Well anyways, the ad just has a bunch of guys saying that they're "always ready" now, and it cuts to scenes of them dancing with their wives, prancing on the beach, you know...the regular stuff that you can't do with an enormous boner. Someone please explain this miracle drug!
Tornado25
There's this new Viagra-like drug out there and the commercial says something about having the "effects last for 36 hours"...I know it couldn't be an erection b/c they went on to warn you that "erections lasting 4 or more hours are abnormal and can be dangerous." Uh, wha?

ChinkyGirl, I believe the point is the drugs in the pill that allow it to work--I'll pass on the explanation--stay in your system for 36 hours, allowing the person to get a satisfactory result without having to take another pill. Viagra, I believe, only works for about an evening or so. You also have to take Viagra a specific amount of time before the deal goes down. I would guess, then, that the benefit here, is one could take it Friday evening and it would last to Sunday morning and it would work whenever one needed it to.

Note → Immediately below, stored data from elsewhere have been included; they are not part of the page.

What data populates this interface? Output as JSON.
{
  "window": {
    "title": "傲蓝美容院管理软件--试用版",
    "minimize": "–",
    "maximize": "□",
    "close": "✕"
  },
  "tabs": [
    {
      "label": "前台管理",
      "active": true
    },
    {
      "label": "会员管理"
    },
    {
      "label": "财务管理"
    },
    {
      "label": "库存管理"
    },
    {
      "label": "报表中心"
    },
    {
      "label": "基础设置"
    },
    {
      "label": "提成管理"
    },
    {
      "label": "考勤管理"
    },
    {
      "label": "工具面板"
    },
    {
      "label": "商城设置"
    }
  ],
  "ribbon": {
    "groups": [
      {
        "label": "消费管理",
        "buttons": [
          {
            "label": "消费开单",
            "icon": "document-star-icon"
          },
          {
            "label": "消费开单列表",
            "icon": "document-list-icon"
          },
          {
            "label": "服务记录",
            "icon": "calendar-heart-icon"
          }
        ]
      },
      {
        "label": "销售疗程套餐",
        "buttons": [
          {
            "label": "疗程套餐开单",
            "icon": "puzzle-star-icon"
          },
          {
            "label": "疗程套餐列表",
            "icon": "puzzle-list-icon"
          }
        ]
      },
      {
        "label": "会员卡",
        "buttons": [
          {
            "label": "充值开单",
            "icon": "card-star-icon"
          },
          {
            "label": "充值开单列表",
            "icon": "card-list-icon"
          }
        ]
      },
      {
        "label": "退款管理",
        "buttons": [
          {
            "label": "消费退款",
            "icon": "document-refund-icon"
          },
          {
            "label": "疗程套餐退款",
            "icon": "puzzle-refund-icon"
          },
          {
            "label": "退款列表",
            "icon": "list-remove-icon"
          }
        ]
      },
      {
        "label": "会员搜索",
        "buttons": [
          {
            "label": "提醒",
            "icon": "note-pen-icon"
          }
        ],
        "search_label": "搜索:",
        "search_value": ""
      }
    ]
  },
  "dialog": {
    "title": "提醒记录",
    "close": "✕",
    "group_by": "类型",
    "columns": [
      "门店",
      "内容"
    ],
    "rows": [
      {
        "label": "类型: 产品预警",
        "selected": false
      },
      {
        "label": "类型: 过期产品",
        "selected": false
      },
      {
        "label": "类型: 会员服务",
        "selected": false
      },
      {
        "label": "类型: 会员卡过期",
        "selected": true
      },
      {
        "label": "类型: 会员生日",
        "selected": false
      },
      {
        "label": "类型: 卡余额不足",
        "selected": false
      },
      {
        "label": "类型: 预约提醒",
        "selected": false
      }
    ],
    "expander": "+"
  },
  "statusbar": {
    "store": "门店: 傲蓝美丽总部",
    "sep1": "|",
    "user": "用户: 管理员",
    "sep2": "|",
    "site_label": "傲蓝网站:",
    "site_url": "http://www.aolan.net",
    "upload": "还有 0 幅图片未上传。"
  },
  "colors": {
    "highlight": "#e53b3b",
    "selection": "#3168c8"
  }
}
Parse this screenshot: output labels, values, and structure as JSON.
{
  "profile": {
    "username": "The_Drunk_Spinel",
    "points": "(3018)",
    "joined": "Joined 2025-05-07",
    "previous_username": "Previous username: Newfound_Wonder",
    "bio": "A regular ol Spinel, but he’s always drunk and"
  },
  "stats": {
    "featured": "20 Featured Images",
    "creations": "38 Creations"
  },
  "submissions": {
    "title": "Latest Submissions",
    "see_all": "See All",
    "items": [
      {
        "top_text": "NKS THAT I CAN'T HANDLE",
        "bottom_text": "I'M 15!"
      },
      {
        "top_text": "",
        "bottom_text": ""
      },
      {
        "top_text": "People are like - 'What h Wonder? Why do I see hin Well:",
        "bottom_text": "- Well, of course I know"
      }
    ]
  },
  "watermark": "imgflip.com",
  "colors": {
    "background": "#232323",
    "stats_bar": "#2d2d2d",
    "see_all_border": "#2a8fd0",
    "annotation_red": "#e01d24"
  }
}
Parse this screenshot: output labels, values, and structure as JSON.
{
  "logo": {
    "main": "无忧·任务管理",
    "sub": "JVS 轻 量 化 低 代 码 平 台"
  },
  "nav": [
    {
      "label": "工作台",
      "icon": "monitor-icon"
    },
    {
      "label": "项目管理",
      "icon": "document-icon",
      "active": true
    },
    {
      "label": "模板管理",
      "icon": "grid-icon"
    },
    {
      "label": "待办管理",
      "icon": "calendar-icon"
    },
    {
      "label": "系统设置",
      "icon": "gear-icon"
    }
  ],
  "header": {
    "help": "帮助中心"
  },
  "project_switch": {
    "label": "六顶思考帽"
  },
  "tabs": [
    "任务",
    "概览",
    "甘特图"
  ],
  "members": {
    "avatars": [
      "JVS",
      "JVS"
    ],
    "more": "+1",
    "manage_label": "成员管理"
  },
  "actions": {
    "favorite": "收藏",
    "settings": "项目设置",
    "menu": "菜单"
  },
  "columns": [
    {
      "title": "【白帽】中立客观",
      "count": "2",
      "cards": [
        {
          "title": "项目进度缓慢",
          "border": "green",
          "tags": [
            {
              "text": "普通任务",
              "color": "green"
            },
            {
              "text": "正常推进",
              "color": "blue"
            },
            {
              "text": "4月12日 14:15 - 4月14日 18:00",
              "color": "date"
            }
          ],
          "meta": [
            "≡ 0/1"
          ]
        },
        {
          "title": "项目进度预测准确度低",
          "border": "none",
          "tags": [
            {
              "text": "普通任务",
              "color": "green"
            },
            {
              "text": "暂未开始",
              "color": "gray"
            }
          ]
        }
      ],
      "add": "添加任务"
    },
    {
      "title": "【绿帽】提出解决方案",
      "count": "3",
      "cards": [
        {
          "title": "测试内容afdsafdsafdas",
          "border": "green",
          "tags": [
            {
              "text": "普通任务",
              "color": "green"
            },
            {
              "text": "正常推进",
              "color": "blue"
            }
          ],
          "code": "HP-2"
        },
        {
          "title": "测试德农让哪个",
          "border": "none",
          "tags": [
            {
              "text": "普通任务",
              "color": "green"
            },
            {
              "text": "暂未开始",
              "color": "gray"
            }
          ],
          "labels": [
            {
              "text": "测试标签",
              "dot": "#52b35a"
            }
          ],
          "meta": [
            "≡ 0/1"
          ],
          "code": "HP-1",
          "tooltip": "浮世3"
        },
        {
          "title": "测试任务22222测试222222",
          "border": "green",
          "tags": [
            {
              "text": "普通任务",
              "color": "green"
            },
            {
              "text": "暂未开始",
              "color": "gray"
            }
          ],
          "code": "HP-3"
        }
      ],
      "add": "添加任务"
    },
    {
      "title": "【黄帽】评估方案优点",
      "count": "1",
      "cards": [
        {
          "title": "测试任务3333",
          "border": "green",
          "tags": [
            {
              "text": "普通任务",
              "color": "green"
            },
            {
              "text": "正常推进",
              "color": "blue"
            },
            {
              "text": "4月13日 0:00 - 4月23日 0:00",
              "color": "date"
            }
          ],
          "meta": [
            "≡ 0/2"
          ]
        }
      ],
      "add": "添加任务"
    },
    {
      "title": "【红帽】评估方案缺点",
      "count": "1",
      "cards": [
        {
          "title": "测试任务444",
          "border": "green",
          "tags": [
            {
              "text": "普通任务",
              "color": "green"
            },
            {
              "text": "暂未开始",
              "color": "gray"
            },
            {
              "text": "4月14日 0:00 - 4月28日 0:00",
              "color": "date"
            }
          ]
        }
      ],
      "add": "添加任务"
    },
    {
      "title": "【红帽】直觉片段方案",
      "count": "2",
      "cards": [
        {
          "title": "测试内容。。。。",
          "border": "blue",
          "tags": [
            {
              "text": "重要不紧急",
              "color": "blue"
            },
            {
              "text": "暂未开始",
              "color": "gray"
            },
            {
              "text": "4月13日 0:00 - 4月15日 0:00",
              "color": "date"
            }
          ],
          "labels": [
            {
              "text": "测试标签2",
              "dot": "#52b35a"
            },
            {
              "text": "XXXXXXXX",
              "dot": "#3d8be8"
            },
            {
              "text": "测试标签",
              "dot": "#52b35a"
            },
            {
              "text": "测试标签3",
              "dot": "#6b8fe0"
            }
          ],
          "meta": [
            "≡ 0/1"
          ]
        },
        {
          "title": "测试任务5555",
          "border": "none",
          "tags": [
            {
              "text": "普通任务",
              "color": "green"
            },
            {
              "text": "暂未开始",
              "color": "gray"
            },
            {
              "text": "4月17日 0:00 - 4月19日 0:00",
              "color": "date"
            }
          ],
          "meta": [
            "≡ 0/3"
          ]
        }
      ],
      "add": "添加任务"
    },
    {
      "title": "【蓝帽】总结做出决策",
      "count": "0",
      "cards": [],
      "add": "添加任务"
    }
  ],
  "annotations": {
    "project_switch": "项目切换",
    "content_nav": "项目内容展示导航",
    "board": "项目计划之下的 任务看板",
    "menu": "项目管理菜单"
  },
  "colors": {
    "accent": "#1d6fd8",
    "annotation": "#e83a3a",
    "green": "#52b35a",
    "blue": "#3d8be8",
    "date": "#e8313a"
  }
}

Disclaimer: No personal knowledge of any this--I just get bored when McD's ads are on and read the patient info in the magazine ads. Seriously. (Spongemonkey).
Clyde11
>>Well anyways, the ad just has a bunch of guys saying that they're "always ready" now, and it cuts to scenes of them dancing with their wives, prancing on the beach, you know...the regular stuff that you can't do with an enormous boner. Someone please explain this miracle drug!<<

Well, I'm a Viagra user, and I'm not sure how long it lasts because I've generally only used it for a few hours after taking it. Viagra doesn't immediately give anyone an erection. I have to be aroused to get an erection, but believe me, it is a LOT easier to arouse me when I'm on Viagra. On Viagra I can get an erection from kissing a woman, and I get no erection from a kiss otherwise. Believe me, at my age ( 44 ), there's no chance of me getting accidentally aroused without Viagra. The erection tends to hang around for five or ten minutes longer than I need it, afterwards. So I would imagine a guy would have to be a little bit careful on this stuff. Prancing on the beach wouldn't be a problem, but dancing with his wife might get him going. But no one is going to be walking around with a 36-hour erection on this drug.

One thing I've learned is, when I'm on Viagra, don't let a woman kiss me before I go in to pee. I practically had to do a headstand on the toilet.